Khazanchi is a medical student and health disparities researcher at the University of Nebraska Medical Center. Marcelin, M.D., is an infectious diseases physician and health disparities researcher. This essay expresses their personal viewpoint rather than that of their affiliated employer or institution.
Nebraska is in the national spotlight again, but this time, we can’t be proud of the reason. Recent COVID-19 outbreaks at meatpacking plants in Hall and Dakota Counties have highlighted Nebraska to have some of the highest per capita COVID-19 infection rates in the country. Despite the documented impact of these two outbreaks on Latino, Somali, Sudanese, and Burmese workers, no demographic breakdowns of cases and deaths have been reported, and recently, at least one health district declined to report cases associated with meatpacking plants. In fact, the American Medical Association recently reported that Nebraska is the only state in the country not reporting COVID-19 cases by age and gender, and one of only five states not reporting race and ethnicity. As health care professionals, health disparities researchers, and people who proudly call Nebraska our home, we are deeply concerned by this lack of transparency.

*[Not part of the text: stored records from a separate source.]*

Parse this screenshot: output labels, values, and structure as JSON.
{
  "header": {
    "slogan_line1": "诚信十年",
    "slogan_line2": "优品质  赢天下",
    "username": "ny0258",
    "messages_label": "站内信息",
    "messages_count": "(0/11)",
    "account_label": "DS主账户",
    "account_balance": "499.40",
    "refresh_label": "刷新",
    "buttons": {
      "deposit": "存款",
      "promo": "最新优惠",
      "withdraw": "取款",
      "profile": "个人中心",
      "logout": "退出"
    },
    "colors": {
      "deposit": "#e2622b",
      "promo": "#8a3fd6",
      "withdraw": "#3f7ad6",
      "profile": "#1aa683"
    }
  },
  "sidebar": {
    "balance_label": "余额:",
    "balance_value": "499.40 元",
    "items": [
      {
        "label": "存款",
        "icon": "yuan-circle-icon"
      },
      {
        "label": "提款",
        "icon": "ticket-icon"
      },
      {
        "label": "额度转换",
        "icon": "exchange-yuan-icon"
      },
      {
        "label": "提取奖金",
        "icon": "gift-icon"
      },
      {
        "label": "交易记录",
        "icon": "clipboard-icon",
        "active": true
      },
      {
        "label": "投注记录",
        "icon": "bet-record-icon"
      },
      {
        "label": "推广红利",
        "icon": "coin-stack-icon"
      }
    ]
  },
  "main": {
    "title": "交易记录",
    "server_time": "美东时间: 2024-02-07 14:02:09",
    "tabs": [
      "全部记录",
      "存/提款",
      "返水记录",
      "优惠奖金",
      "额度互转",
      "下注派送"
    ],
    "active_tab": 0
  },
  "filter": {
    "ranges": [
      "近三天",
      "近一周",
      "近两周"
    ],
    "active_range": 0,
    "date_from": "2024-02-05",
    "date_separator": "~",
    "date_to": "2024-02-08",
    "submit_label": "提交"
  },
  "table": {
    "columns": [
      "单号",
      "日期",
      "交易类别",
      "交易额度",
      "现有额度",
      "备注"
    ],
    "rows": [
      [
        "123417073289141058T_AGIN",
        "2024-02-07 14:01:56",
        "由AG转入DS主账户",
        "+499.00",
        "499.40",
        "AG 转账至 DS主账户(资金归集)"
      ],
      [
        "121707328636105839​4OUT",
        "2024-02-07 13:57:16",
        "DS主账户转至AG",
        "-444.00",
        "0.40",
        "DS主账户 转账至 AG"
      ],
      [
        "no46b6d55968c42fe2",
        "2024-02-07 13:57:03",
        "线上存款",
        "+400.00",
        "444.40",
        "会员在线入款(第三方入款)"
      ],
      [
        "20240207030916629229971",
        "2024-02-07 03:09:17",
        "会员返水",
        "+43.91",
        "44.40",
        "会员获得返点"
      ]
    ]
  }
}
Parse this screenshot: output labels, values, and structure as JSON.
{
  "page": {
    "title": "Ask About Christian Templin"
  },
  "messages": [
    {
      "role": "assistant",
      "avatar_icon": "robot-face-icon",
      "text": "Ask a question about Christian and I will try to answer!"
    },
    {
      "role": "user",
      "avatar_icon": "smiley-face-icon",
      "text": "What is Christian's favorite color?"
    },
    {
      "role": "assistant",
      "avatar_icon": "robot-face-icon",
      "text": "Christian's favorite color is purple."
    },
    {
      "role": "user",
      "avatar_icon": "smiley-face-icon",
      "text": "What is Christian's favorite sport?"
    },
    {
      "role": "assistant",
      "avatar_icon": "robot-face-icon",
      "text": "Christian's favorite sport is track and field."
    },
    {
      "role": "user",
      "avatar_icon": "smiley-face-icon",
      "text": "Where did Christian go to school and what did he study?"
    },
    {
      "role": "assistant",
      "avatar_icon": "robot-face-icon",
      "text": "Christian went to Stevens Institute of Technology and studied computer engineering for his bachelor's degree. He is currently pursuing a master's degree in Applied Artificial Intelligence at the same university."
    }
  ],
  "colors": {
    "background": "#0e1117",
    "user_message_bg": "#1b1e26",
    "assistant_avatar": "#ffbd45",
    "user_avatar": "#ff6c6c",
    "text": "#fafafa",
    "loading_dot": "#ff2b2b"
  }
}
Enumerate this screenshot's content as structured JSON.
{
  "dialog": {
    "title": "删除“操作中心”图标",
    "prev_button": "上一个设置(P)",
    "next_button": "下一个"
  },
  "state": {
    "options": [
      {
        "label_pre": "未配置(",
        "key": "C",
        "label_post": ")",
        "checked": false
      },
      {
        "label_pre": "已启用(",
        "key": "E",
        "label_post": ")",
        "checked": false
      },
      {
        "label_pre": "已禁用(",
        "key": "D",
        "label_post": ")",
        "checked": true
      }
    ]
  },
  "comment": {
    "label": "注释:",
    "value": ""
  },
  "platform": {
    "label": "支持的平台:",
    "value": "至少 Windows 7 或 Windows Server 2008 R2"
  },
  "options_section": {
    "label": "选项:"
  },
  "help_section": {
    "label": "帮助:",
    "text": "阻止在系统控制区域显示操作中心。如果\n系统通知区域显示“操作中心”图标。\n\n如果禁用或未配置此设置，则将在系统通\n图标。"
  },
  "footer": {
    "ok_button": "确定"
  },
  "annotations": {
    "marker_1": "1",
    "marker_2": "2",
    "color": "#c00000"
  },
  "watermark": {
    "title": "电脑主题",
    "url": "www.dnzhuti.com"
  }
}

National data from the ongoing pandemic has revealed a clear story: COVID-19 is disproportionately affecting minority communities around the country. These inequities are driven by differences in “essential worker” employment, chronic disease risk factors, language and health literacy barriers, and the longstanding impacts of structural racism on black and brown communities.
Nebraska’s experience has been no different. As of May 11, data from the Douglas County Health Department shows that 43% of people diagnosed with COVID-19 are Hispanic. (Hispanic people make up only 13% of the Douglas County population.) Asian and black people each represent 15% and 14% of COVID-19 diagnoses while only making up 4% and 11% of the population, respectively.
It is imperative that Nebraska starts reporting statewide COVID-19 demographic data. The Douglas County Health Department has been able to collect and report this information by incorporating questions about race/ethnicity into their contact tracing process. This method is time-consuming and may not be feasible on the state level. However, given that 45 states are currently reporting race and ethnicity, there are both precedents and expert recommendations to pragmatically achieve this. To address incomplete source data, the state could implement a required short digital form incorporating demographic information. Additionally, state-level resources should be leveraged to patch holes in chronically underfunded public health systems.
Data collection and reporting is just the first step. Our public health response must continue to include culturally appropriate messaging and education. Targeted testing, contact tracing strategies, and economic relief efforts should be prioritized in vulnerable, high-risk communities. These evidence-based approaches can be implemented by local, state and federal agencies only if adequate information is collected and reported first.
The Omaha World-Herald previously reported that 23 organizations, including blue collar workers advocacy groups, sent a letter to Gov. Pete Ricketts on April 21 calling for the release of case and death rates by race and ethnicity. As our state enters the early stages of reopening, we sincerely urge the governor and state health officials to heed these requests. Without a data-driven path toward equity, the negative consequences of COVID-19 will quietly continue to amplify among marginalized communities.
While remaining resilient in the face of a formidable foe, we must remind ourselves that our community’s greatness is determined by how we care for our most vulnerable neighbors. Health care professionals and researchers have made it clear that we intend to maintain this focus, and we are counting on our elected officials to do the same, because we must keep #NebraskaStrong for everyone.